$ cat post/dial-up-tones-at-night-/-a-system-i-built-by-hand-/-i-still-have-the-diff.md

dial-up tones at night / a system I built by hand / I still have the diff


Title: Debugging AI Copilots in 2025


January 6, 2025. It feels like just yesterday I was debugging some of the first containerized microservices in a Kubernetes cluster. Now, it’s the era of AI copilots and platform teams owning entire pipelines from data ingestion to model deployment. I find myself staring at one such copilot—this time it’s not a piece of code, but an AI agent that claims to help with infrastructure monitoring.

The Setup

The latest project is a SaaS platform built on Kubernetes clusters across multiple clouds. We’ve got eBPF and Wasm deeply embedded in our stack for performance optimization. Our monitoring suite uses these tools along with several LLMs (Language Models) from various vendors, promising real-time insights into application health and performance.

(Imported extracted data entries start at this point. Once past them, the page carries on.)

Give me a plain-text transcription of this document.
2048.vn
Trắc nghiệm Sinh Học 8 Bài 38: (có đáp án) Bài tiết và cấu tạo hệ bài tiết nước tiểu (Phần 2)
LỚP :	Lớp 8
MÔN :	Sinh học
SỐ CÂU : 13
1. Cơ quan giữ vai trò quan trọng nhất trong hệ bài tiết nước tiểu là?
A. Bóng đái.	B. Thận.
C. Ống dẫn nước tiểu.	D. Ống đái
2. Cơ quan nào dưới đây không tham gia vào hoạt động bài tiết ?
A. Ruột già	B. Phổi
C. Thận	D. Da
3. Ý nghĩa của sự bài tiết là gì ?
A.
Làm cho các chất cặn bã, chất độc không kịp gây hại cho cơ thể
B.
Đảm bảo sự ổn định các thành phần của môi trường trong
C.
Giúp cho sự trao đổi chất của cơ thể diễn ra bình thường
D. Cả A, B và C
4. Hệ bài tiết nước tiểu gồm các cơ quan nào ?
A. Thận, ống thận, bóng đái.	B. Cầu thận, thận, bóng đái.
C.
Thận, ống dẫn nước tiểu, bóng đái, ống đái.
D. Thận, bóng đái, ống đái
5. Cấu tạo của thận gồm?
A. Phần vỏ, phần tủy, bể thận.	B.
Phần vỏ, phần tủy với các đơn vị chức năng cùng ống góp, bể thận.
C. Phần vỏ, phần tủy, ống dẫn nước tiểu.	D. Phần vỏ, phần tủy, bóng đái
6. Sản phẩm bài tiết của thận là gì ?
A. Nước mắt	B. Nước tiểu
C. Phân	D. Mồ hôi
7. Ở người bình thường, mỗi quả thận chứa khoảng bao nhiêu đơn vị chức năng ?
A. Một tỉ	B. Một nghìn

One of the key features is an AI copilot that automatically suggests optimizations based on anomaly detection in system logs. It’s supposed to be a game-changer. But yesterday evening, it was flagging false positives like a broken record.

The Debug

I started by looking at the logs. The agent had flagged a service named web-app-21 as having high latency. I logged into the cluster and found that yes, there were indeed some spikes in response times, but not as dramatic as the AI was reporting. Digging deeper, I checked the network trace using eBPF. It showed a few packets being dropped due to a misconfigured route table.

However, the real culprit was something unexpected: an issue with our Wasm module that handles load balancing. A recent change in the agent’s logic caused it to send requests to a different service than intended, leading to a cascade of latency issues. The copilot had not caught this because its training data didn’t cover edge cases like this.

The Fix

I spent a few hours refactoring the Wasm module and adjusting the agent’s logic to better handle these scenarios. Once I pushed the changes, the copilot started flagging real issues instead of false positives. But more importantly, it helped us identify a subtle bug in our load-balancing algorithm that was causing intermittent delays.

The Reflection

This experience underscores how much AI has changed not just how we code but also how we approach debugging. While these tools are powerful, they’re only as good as the data and logic behind them. Debugging an AI copilot is different from debugging a piece of software—there’s this additional layer of complexity where understanding the model’s training process and its limitations becomes crucial.

In my defense, I often found myself thinking, “Why didn’t it just use better algorithms?” But then I remember how many variables go into training these models. It’s a reminder that in the era of AI copilots, we need to be more mindful about the assumptions we make and the data we feed them.

The Future

As we continue to integrate more AI tools into our workflows, it will be important for platform teams like mine to have a deep understanding not just of how these tools work but also what they can’t do. This is part of the reality of working in an era where AI is no longer just hype—it’s becoming a fundamental part of our infrastructure.

For now, I’m happy with the outcome. The copilot is more accurate, and we’ve fixed some underlying issues that could have caused bigger problems down the line. But as always, there’s room for improvement. Next time, I hope to have the AI help us find the edge cases before they become full-blown issues.


This was a day in my life, debugging an AI copilot and learning from it. It’s both humbling and exciting to be on this journey of integrating such powerful tools into our daily operations.